Zoom sur la fraction oubliée du chanvre
La pulpe de chanvre est bien plus qu’un amas de matière végétale sèche. Elle est riche en fibres structurelles — cellulose, hémicellulose et lignine — ainsi qu’en une teneur surprenante en huiles et en composés phosphorés. Ces constituants sont précieux mais étroitement liés dans un mélange complexe difficile à traiter, connu sous le nom de biomasse lignocellulosique. Cette complexité rend le matériau résistant à la dégradation et difficile à valoriser en produits avancés. Les auteurs ont voulu savoir si un champignon thermophile, Thermomyces lanuginosus, cultivé sur pulpe humide en fermentation solide, pouvait réarranger en douceur mais efficacement cette chimie interne, rendant la biomasse plus polyvalente pour des usages industriels.
Le champignon, un transformateur naturel d’huiles
L’équipe a d’abord suivi ce qui arrivait à la fraction lipidique pendant 4, 7 et 10 jours de croissance fongique. Grâce à la RMN protonique, ils ont constaté que le champignon consommait progressivement les graisses de stockage complexes — mono‑, di‑ et triglycérides — tout en augmentant la quantité de glycérol libre et en maintenant un réservoir riche en acides gras insaturés. Après 10 jours, le glycérol a augmenté de façon spectaculaire, atteignant environ un tiers de la fraction lipidique, tandis que certains acides gras polyinsaturés, comme l’acide linoléique et l’acide linolénique, ont été partiellement convertis. Les huiles de la pulpe de chanvre se sont révélées exceptionnellement riches en acides gras monoinsaturés, recherchés tant pour la nutrition que pour la qualité des carburants. En pratique, le champignon a agi comme une usine de traitement biologique, scindant de grosses molécules grasses en éléments plus petits et plus précieux susceptibles d’alimenter des industries allant de l’alimentation et des cosmétiques au biodiesel et aux plastiques biosourcés.
Remodelage des fibres végétales et libération du phosphore
Au‑delà des huiles, le champignon a aussi réorganisé la matrice végétale solide.

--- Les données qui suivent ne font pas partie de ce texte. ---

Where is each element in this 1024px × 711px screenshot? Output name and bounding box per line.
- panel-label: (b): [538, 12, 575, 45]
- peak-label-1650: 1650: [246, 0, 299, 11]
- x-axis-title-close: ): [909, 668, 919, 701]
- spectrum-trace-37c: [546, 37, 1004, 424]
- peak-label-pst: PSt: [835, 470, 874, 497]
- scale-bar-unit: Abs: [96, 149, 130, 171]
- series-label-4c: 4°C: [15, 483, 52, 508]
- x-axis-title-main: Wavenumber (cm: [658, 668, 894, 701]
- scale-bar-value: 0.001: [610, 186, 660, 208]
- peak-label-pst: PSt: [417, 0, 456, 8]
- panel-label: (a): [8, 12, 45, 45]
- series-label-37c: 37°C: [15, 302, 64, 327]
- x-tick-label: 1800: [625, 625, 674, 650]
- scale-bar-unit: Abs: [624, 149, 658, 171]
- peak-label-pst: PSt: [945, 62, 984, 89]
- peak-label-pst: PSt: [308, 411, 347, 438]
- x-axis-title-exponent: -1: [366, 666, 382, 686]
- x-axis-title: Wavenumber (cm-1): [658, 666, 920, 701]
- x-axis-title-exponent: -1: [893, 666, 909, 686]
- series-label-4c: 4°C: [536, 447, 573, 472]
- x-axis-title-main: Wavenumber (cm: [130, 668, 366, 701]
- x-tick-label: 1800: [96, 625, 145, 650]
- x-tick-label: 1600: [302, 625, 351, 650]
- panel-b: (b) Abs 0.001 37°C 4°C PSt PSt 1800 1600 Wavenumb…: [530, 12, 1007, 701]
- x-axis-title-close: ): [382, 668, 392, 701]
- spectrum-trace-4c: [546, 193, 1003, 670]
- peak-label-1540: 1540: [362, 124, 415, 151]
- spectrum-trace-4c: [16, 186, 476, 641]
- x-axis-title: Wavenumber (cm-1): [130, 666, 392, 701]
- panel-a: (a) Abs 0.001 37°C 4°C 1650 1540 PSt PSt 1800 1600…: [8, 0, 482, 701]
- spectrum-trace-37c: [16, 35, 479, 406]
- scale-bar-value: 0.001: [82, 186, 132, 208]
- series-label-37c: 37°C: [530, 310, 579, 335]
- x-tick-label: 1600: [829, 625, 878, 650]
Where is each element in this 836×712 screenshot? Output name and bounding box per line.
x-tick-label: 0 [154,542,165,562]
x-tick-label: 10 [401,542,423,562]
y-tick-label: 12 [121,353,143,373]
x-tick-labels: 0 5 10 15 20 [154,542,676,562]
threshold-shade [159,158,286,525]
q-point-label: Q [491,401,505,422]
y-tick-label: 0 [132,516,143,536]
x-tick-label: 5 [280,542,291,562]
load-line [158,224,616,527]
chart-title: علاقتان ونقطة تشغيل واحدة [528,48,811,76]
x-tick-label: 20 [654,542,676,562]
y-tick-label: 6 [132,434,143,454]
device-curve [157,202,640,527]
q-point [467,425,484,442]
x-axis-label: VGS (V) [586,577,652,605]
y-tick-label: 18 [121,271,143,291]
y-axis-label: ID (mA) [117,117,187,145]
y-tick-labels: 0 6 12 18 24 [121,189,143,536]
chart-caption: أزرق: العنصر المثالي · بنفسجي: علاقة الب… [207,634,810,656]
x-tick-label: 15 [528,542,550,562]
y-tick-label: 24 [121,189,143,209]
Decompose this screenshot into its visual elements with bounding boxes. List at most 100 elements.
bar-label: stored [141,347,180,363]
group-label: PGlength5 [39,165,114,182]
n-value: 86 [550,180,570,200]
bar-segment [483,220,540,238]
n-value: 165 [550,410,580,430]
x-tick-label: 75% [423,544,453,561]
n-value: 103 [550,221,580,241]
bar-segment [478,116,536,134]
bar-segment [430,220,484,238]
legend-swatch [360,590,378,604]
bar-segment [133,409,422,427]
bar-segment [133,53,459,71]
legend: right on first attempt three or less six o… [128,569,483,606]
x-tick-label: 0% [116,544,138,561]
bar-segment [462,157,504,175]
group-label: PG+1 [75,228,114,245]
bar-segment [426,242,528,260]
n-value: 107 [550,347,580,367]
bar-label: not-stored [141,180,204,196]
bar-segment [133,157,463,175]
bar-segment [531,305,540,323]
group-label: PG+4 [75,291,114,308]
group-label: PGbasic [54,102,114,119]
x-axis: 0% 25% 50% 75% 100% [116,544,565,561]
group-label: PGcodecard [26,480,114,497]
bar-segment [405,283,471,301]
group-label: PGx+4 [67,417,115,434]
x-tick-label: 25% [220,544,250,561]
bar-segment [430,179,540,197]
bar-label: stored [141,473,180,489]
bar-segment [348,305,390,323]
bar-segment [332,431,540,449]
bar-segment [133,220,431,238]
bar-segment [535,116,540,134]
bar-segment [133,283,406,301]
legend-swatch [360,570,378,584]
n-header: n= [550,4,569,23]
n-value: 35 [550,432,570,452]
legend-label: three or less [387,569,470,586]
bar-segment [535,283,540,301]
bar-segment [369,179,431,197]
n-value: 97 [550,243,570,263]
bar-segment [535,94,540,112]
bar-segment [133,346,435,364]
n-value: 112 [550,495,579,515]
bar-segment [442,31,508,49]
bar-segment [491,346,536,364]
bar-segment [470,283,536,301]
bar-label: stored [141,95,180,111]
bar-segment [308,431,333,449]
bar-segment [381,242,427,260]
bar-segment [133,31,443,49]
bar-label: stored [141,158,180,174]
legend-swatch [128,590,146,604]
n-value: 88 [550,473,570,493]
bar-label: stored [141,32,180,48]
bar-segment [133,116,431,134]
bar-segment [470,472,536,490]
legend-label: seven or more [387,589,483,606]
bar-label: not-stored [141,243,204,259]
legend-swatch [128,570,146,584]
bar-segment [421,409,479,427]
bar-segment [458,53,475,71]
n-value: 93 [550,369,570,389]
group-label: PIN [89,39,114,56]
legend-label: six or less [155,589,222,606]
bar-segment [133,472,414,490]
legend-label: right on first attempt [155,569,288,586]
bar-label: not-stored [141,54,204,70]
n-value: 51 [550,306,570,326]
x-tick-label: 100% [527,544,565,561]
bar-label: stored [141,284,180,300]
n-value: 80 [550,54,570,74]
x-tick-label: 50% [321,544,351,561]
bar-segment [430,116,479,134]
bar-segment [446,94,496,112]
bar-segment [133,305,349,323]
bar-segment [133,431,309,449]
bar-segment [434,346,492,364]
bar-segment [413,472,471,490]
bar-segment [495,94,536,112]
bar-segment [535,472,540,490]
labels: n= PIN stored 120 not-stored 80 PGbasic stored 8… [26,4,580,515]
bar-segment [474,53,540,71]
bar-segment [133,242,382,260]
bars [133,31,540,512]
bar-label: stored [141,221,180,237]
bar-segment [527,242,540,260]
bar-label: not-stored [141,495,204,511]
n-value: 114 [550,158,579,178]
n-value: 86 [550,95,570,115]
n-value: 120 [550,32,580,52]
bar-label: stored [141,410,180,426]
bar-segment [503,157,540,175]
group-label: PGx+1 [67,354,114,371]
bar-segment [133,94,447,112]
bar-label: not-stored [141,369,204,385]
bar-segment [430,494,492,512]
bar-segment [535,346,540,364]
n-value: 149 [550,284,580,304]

La RMN en état solide a révélé que la lignine — la colle ligneuse et résistante des parois cellulaires — a gagné des groupes carbonyles et carboxyles au fil du temps. Ces modifications peuvent rendre la lignine plus réactive et mieux adaptée comme matière première pour des dispersants, des polymères ou même des substituts de bitume dans les matériaux de construction. Dans la cellulose, les signaux suggèrent que les impuretés aromatiques résiduelles, probablement des traces de lignine, ont diminué, laissant un polysaccharide chimiquement plus pur, attrayant pour le papier, le textile et les dérivés chimiques. L’hémicellulose a montré une évolution vers des signaux plus caractéristiques des glucides et une diminution des groupes méthoxyles, indiquant que l’activité fongique éliminait des liaisons de type lignine et enrichissait l’épine dorsale en sucres. Parallèlement, l’analyse des extraits riches en phosphore a montré que le champignon convertissait une partie des formes organiques du phosphore (monoesters) en orthophosphates inorganiques plus disponibles, ce qui pourrait accroître la valeur du résidu comme source de nutriments pour les plantes.

Une nouvelle voie pour des bioraffineries vertes
Pris ensemble, ces changements montrent que Thermomyces lanuginosus peut valoriser la pulpe de chanvre de plusieurs manières simultanées : simplifier ses huiles en glycérol et en acides gras utiles, orienter la lignine vers des formes plus réactives, purifier la cellulose et l’hémicellulose, et remodeler la chimie du phosphore vers des nutriments plus accessibles. Parce que la RMN a permis aux chercheurs de suivre ces transformations de façon non destructive et détaillée, ils ont pu relier des évolutions moléculaires spécifiques à des applications industrielles potentielles. Pour le lecteur général, le message clé est que ce qui ressemble à un déchet de faible valeur peut, avec l’aide du bon champignon, devenir une matière première polyvalente pour les carburants, les matériaux et les fertilisants. Ce type de raffinage doux et piloté par la biologie est un élément important de l’émergente bioéconomie circulaire, où les restes d’un processus deviennent les matières premières du suivant.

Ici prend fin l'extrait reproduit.